# 协程是实现并发编程的一种方式

NGINX 事件循环
事件循环启动一个统一的调度器，让调度器来决定一个时刻去运行哪个任务，于是省却了多线程中启动线程、管理线程、同步锁等各种开销。同一时期的 NGINX，在高并发下能保持低资源低消耗高性能，相比 Apache 也支持更多的并发连接。

# 从一个爬虫说起


In [None]:

import time

def crawl_page(url):
    print('crawling {}'.format(url))
    sleep_time = int(url.split('_')[-1])
    time.sleep(sleep_time)
    print('OK {}'.format(url))

def main(urls):
    for url in urls:
        crawl_page(url)

%time main(['url_1', 'url_2', 'url_3', 'url_4'])


In [None]:
%%writefile coroutine_1.py

import asyncio
import time
def my_profile(func):
    def wrapper(url):
        starttime = time.time()
        func(url)
        endtime = time.time()
        du = endtime -starttime
        return du        
    return wrapper

async def crawl_page(url):
    print('crawling {}'.format(url))
    sleep_time = int(url.split('_')[-1])
    await asyncio.sleep(sleep_time)
    print('OK {}'.format(url))
    
# @my_profile
async def main(urls):
    for url in urls:
        await crawl_page(url)
        
starttime = time.time()
asyncio.run(main(['url_1', 'url_2', 'url_3', 'url_4']))
endtime = time.time()
du = endtime -starttime
print('du is {}'.format(du))


In [None]:
!python coroutine_1.py

- async 修饰词声明异步函数，于是，这里的 crawl_page 和 main 都变成了异步函数。
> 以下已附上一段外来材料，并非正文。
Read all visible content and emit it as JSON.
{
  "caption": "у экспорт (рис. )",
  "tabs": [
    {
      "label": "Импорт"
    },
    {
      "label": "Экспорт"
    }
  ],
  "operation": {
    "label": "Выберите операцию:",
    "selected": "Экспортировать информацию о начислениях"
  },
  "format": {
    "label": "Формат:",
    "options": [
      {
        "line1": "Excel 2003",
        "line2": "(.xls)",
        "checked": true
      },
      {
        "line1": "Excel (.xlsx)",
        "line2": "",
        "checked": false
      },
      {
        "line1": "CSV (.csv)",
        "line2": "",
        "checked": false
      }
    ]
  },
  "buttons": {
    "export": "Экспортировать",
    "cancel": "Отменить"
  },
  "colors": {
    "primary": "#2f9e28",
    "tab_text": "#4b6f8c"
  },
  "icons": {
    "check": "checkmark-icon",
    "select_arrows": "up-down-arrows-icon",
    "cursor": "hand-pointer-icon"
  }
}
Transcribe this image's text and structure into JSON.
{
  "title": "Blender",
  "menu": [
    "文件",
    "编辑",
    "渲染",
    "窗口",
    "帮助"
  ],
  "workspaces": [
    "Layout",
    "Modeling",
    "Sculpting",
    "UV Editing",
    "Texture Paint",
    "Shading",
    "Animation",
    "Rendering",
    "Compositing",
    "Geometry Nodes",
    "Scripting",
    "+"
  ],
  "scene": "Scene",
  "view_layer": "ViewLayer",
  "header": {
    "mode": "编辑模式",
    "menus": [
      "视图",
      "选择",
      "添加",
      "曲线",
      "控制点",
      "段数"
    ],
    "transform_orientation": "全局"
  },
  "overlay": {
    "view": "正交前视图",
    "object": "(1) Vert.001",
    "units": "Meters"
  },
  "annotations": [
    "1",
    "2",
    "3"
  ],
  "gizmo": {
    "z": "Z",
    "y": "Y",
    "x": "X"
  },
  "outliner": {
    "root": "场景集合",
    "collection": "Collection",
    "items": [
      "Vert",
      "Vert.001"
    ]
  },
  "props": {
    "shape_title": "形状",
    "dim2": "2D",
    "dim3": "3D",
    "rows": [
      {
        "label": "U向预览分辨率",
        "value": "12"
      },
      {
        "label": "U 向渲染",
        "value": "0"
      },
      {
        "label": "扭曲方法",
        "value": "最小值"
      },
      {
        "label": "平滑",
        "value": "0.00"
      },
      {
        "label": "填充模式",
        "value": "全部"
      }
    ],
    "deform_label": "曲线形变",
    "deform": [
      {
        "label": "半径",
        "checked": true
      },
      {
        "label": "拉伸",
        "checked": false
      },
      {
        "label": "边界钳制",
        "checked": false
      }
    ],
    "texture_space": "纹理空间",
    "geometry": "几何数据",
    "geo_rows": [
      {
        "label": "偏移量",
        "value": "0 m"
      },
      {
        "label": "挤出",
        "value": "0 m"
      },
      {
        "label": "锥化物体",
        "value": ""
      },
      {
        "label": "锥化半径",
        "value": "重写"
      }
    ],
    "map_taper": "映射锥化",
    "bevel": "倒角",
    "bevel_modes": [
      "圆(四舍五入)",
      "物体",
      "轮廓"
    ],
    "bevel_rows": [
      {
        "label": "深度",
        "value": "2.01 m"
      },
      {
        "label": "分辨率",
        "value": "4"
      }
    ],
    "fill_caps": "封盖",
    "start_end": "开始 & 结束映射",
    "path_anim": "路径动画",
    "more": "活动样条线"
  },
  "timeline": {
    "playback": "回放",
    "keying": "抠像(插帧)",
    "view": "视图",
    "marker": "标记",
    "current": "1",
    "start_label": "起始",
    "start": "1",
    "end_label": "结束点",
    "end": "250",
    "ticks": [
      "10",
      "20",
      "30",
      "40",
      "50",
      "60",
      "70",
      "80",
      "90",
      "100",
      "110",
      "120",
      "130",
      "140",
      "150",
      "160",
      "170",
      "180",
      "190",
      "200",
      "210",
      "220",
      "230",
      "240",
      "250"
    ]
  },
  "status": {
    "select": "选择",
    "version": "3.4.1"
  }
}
而调用异步函数，我们便可得到一个协程对象（coroutine object）。
## 执行协程的多种方法
- 介绍三种
    - await
    await 执行的效果，和 Python 正常执行是一样的，也就是说程序会阻塞在这里，进入被调用的协程函数，执行完毕返回后再继续
    - asyncio.create_task() 来创建任务
    - asyncio.run 来触发运行 Python 3.7 之后才有的特性，可以让 Python 的协程接口变得非常简单 不用去理会事件循环怎么定义和怎么使用的问题
        一个非常好的编程规范是，asyncio.run(main()) 作为主程序的入口函数，在程序运行周期内，只调用一次 asyncio.run。

## 任务（Task）

In [None]:
%%writefile coroutine_task_1.py

import time
import asyncio

async def crawl_page(url):
    print('crawling {}'.format(url))
    sleep_time = int(url.split('_')[-1])
    await asyncio.sleep(sleep_time)
    print('OK {}'.format(url))

async def main(urls):
    tasks = [asyncio.create_task(crawl_page(url)) for url in urls]
    for task in tasks:
        await task

starttime = time.time()
asyncio.run(main(['url_1', 'url_2', 'url_3', 'url_4']))
endtime = time.time()
du = endtime -starttime
print('du is {}'.format(du))




In [None]:
!python coroutine_task_1.py

In [None]:
%%writefile coroutine_task_2.py

import asyncio
import time
async def crawl_page(url):
    print('crawling {}'.format(url))
    sleep_time = int(url.split('_')[-1])
    await asyncio.sleep(sleep_time)
    print('OK {}'.format(url))

async def main(urls):
    tasks = [asyncio.create_task(crawl_page(url)) for url in urls]
    await asyncio.gather(*tasks)

starttime = time.time()
asyncio.run(main(['url_1', 'url_2', 'url_3', 'url_4']))
endtime = time.time()
du = endtime -starttime
print('du is {}'.format(du))


- *tasks 解包列表，将列表变成了函数的参数；与之对应的是， ** dict 将字典变成了函数的参数

In [None]:
!python coroutine_task_2.py

In [None]:
%%writefile coroutine_task_3.py

import asyncio
import time

async def worker_1():
    print('worker_1 start')
    await asyncio.sleep(3)
    print('worker_1 done')

async def worker_2():
    print('worker_2 start')
    await asyncio.sleep(2)
    print('worker_2 done')

async def main():
    task1 = asyncio.create_task(worker_1())
    task2 = asyncio.create_task(worker_2())
    print('before await')
    await task1
    print('awaited worker_1')
    await task2
    print('awaited worker_2')
starttime = time.time()
asyncio.run(main())
endtime = time.time()
du = endtime -starttime
print('du is {}'.format(du))

In [None]:
!python coroutine_task_3.py

### 协程任务限定运行时间
### 协程运行时出现错误处理
- return_exceptions=True 不会throw到执行层

In [None]:
%%writefile coroutine_task_4.py

import asyncio

async def worker_1():
    await asyncio.sleep(1)
    return 1

async def worker_2():
    await asyncio.sleep(2)
    return 2 / 0

async def worker_3():
    await asyncio.sleep(3)
    return 3

async def main():
    task_1 = asyncio.create_task(worker_1())
    task_2 = asyncio.create_task(worker_2())
    task_3 = asyncio.create_task(worker_3())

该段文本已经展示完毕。